The Canadian Border Services Agency (CBSA) has broad police powers but there is no independent oversight mechanism to handle complaints as there is for other police forces and agencies in Canada. As it now stands, complaints are handled internally.
Recourse for ‘very vulnerable people’
The CBSA manages the people and goods going in and out of the country, and it has a mandate to detain and investigate non-citizens. That includes permanent residents in Canada, refugee claimants. “These are, in many cases, very vulnerable people,” says Mitchell Goldberg, president of the Canadian Association of Refugee Lawyers. “They’re often terrified of even the thought of making a complaint against a CBSA officer to another CBSA officer.”
There are stunning examples which illustrate the “urgent” need for independent oversight of the CBSA, according to the BC Civil Liberties Association, the Canadian Council for Refugees and the Canadian Association of Refugee Lawyers.

A death in detention raises questions
In December a Mexican woman, Lucia Vega Jimenez, was found hanging in a shower stall at a CBSA detention center in the west coast city of Vancouver. She died in hospital a week later, but no information was made public until a month later.
CBSA officers have shared information about refugee claimants with people in their country of origin, potentially putting them or their family members in danger. There is evidence that a document from a Sri Lankan man alleging he was tortured may have been given to Sri Lankan authorities, again possibly putting him and his family at risk.

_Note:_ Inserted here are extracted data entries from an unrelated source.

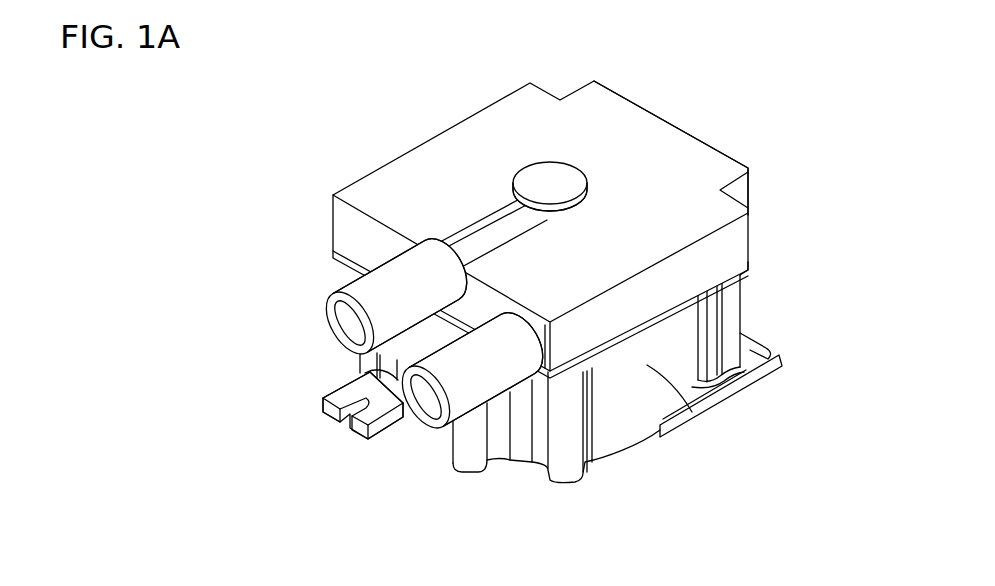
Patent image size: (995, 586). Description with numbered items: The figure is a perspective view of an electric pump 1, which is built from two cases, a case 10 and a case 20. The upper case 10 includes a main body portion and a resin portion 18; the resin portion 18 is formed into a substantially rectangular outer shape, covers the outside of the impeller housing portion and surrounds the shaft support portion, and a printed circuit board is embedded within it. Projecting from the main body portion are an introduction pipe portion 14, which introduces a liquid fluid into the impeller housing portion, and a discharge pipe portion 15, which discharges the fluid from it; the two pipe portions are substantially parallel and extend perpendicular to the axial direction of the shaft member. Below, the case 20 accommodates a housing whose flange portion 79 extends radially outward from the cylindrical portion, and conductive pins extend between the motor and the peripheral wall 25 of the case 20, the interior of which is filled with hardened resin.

The electric pump 1 is at (757, 119).
The case 10 is at (653, 112).
The introduction pipe portion 14 is at (347, 320).
The discharge pipe portion 15 is at (430, 398).
The resin portion 18 is at (737, 164).
The case 20 is at (634, 458).
The peripheral wall 25 is at (692, 412).
The flange portion 79 is at (752, 272).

In 2006 a national inquiry recommended that an outside body be set up to review the duties of the CBSA. The groups say it is time to end seven years of inaction.
‘Enormous powers’ require oversight
“CBSA is not any worse or any better than any other agency or any civilian police force,” says Goldberg. “But it is a police force. It has enormous powers and therefore there needs to be an independent oversight—some kind of agency that’s responsible to process and respond to complaints made by individuals who have dealt with the Canadian Border Services Agency.”
‘Lives in the balance’
Civil rights groups and refugee advocates have been concerned about this lack of oversight for many years, says Goldberg. “It’s really important, it’s just too urgent, people’s lives are in the balance. There needs to be accountability, there needs to be transparency, there needs to be the rule of law. The rule of law needs to apply to every group with police powers in Canada.”